Ever since I was a young teenager, I have been fascinated with ASL – or interpreting through sign. Don’t ask me why as there was no reason for it (no one in my family had need of it) other than I found it an interesting form of communication. When I was about twenty I took a once-a-week class comprised of home-school kids that lasted barely six months because the teacher had a career and her students were so busy running around with other activities that it just wasn’t worth anyone’s time and effort. Now all I am left with is a book I bought off of Amazon, the alphabet (and even at that, it would probably be best not to ask me to sign anything beyond my own name *wink*) and still, a lingering interest. When news of this ABC Family Channel series surfaced, both myself and my mother were curious, and with its recent arrival on DVD, I rented the first disc, eager that it would be so much more than just a teen drama. Read on to find out what approach Switched at Birth takes to an out-of-the-ordinary concept.
It started out as nothing more than a simple science project at school, and practical joking (including one that mom had an affair!) between Bay Kennish (Vanessa Marano) and her close-knit family. Science class shouldn’t hold a potential to change a sixteen-year-olds life and turn it upside down but that is exactly what Bay’s does when the class project comes back with the result that her blood type in not the same as her parents, John and Kathryn (D.W. Moffat, Lea Thompson) or her brother Toby (Lukas Grabeel). This leads the family to find that Bay is not who they thought she was. The hospital made a mistake with the I.D. bracelets and the Kennish family took home the wrong baby – and has been raising someone else’s daughter for sixteen years. Their discovery sends them to meet single mother Regina Vasquez (Constance Marie) and their biological daughter, Daphne (Katie Leclerc). Kathryn is so overwhelmed and overjoyed at meeting her daughter for the first time that she and John are not prepared for anything that might stand in the way of them getting to know their daughter.

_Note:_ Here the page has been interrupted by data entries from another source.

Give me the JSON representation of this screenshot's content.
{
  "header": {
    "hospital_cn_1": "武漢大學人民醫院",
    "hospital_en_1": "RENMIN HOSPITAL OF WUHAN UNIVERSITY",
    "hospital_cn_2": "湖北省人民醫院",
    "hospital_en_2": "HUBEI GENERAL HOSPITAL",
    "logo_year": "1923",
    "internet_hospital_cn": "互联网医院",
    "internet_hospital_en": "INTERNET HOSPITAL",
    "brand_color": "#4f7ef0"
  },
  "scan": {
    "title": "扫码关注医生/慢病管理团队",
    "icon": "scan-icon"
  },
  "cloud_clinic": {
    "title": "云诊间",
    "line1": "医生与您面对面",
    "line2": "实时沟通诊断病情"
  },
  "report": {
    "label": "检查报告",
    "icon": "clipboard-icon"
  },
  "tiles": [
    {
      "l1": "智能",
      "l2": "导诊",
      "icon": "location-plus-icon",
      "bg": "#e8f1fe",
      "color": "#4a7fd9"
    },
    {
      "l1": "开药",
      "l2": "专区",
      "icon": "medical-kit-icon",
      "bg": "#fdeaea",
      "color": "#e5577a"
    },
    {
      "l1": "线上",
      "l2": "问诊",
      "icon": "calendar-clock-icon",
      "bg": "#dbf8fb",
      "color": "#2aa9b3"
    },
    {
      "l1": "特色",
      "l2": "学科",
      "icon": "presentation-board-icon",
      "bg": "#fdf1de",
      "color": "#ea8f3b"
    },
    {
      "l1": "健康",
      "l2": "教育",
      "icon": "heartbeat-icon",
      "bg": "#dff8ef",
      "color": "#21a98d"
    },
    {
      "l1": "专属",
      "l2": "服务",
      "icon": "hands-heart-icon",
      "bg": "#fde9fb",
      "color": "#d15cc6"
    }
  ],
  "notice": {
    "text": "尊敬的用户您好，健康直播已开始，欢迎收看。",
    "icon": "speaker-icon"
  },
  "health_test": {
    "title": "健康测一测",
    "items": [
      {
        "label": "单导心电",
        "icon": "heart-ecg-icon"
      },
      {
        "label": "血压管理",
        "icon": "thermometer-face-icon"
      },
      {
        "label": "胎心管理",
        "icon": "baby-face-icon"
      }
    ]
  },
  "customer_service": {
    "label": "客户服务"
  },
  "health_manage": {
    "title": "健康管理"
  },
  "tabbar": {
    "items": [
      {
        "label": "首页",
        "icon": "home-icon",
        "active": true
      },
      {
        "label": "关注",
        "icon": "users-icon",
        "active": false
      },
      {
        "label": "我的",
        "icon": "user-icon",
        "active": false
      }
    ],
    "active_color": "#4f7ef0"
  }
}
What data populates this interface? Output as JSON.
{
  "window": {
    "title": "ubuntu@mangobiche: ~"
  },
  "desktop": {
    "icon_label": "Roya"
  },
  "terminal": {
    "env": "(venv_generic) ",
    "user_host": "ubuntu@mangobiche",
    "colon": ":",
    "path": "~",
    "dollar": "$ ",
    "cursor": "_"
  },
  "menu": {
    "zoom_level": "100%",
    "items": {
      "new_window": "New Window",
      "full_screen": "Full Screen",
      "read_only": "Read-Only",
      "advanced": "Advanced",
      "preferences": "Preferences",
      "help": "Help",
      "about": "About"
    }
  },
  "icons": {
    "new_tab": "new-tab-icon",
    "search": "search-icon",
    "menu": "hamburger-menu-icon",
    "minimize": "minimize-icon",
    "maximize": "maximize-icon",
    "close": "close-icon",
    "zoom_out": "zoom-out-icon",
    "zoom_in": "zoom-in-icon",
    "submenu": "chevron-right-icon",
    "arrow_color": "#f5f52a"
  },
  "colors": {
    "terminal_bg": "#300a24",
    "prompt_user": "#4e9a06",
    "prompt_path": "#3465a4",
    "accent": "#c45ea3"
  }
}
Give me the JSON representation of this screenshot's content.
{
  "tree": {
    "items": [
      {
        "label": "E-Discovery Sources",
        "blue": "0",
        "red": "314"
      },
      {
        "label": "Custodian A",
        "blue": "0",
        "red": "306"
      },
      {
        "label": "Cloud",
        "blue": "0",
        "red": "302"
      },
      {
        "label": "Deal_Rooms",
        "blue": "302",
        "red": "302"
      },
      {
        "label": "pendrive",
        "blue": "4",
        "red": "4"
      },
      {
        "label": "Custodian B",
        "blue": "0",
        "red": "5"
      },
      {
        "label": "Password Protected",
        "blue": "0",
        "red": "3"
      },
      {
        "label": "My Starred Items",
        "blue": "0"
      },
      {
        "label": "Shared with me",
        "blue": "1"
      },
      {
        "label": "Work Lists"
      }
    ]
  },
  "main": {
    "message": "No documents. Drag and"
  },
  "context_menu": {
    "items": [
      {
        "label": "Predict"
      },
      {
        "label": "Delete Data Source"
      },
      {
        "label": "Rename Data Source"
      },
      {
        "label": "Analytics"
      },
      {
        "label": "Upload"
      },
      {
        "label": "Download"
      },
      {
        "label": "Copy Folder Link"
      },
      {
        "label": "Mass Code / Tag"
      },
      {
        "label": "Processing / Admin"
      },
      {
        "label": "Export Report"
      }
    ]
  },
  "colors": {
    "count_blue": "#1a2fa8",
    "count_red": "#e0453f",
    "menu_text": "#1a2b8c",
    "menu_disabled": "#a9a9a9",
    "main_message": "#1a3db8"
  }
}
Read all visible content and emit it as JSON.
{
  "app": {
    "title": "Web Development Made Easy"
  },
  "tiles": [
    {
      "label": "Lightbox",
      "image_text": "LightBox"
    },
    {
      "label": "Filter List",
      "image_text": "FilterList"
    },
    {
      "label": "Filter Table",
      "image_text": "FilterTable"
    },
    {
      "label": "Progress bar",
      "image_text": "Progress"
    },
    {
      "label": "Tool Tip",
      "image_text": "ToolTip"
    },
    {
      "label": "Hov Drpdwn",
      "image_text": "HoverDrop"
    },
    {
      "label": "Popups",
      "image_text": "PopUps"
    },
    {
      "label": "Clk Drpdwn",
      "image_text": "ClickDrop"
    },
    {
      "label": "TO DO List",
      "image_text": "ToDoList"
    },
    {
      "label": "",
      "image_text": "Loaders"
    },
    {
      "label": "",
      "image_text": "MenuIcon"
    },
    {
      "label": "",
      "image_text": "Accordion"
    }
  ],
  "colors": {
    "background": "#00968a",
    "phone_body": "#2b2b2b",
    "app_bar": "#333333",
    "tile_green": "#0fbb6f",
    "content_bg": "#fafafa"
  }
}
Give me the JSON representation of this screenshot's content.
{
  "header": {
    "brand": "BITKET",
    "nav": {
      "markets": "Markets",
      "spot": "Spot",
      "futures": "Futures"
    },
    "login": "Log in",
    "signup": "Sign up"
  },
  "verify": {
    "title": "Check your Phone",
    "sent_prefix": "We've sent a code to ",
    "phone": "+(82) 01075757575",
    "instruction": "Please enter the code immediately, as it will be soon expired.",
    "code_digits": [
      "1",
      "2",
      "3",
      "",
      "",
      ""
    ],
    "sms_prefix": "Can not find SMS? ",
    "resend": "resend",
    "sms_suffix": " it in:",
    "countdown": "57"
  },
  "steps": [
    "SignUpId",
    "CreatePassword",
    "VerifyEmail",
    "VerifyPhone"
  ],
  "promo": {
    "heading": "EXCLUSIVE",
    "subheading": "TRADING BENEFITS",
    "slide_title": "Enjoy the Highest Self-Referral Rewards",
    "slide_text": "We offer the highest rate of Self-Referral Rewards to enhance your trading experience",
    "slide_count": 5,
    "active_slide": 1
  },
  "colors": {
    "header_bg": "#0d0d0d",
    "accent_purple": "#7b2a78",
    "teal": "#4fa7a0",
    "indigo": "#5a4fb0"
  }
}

As a child, Daphne caught an infection that severely damaged her hearing. She has worked hard to overcome her physical limitations and she speaks well and can read lips easily but as a result of her childhood ailment, she cannot hear conversations only residual background noises, making it impossible for her to converse with others in large groups save for sign language. Having made the bulk of his money playing major league baseball and now as owner of a well-known car wash chain, John is a wealthy, independent man who immediately sees he has an opportunity to help the daughter he never knew existed. Regina does not see it that way. She has had to fight for every cent she has earned and she sees these people as just another wealthy “white family” who think throwing money at things solves everything. This time, that notion couldn’t be farther from the right solution.
This is the first non-crime drama show airing on a major network that has really sucked me into its premise. Sure, I have fallen under spells of other television personas that have nothing to do with solving crimes (case in point: Downton Abbey – which when one thinks about it really cannot be coupled with American television) but this one is a part of ABC Family Channel’s weekly line-up and contrary to what potential viewers might think, it has a lot to offer. Volume one consists of ten episodes and the writing builds some wonderful chemistry between the characters and its subplots. It also boasts some intrigue with a sprinkling of mystery here and there – the kind that makes you want to pop in the next episode just to see where it leads. Usually it isn’t something all that earth-shattering, meaning it isn’t difficult to figure out but nonetheless, the series still has a pull that is really interesting.
If you prefer television with more bite or of a more intelligent nature, you might find that Switched at Birth doesn’t hold your attention but if you are willing to overlook a few flaws in a story that actually has prospective to be something more than its outward appearance, then this is worth a look-see. The acting is really nothing to sneeze at, not to mention the fact that the kids were well cast against their on-screen parents. Resemblances are easy to spot and I found many of the emotionally-charged scenes came across with genuine emotions that not only serve to envelop us in their sorrow but make us agree with certain of the characters arguments. As hard as it was for all parties involved, some handled it with a lot more grace than others. The show is an interesting concept that I hope writers realize is special, and do not waste it... because if they do, it will be a shame.
(Rated TV14 because of a handful of near-sexual encounters between teenagers; two of them progress to some lip-locks and removal of clothing [one of which in the back of a car], the other shows two teens at a park making out. [Some minor innuendo is present - and adults are seen lying in bed together once.] Parents worry that their kids are intimate with their boyfriends. Some minor profanity pops up here and there but nothing worse than an OMG or sh*t. Lying comes easily for some characters; one was an alcoholic and another teen is addicted to gambling and steals the answers to a test to make right on the debt.)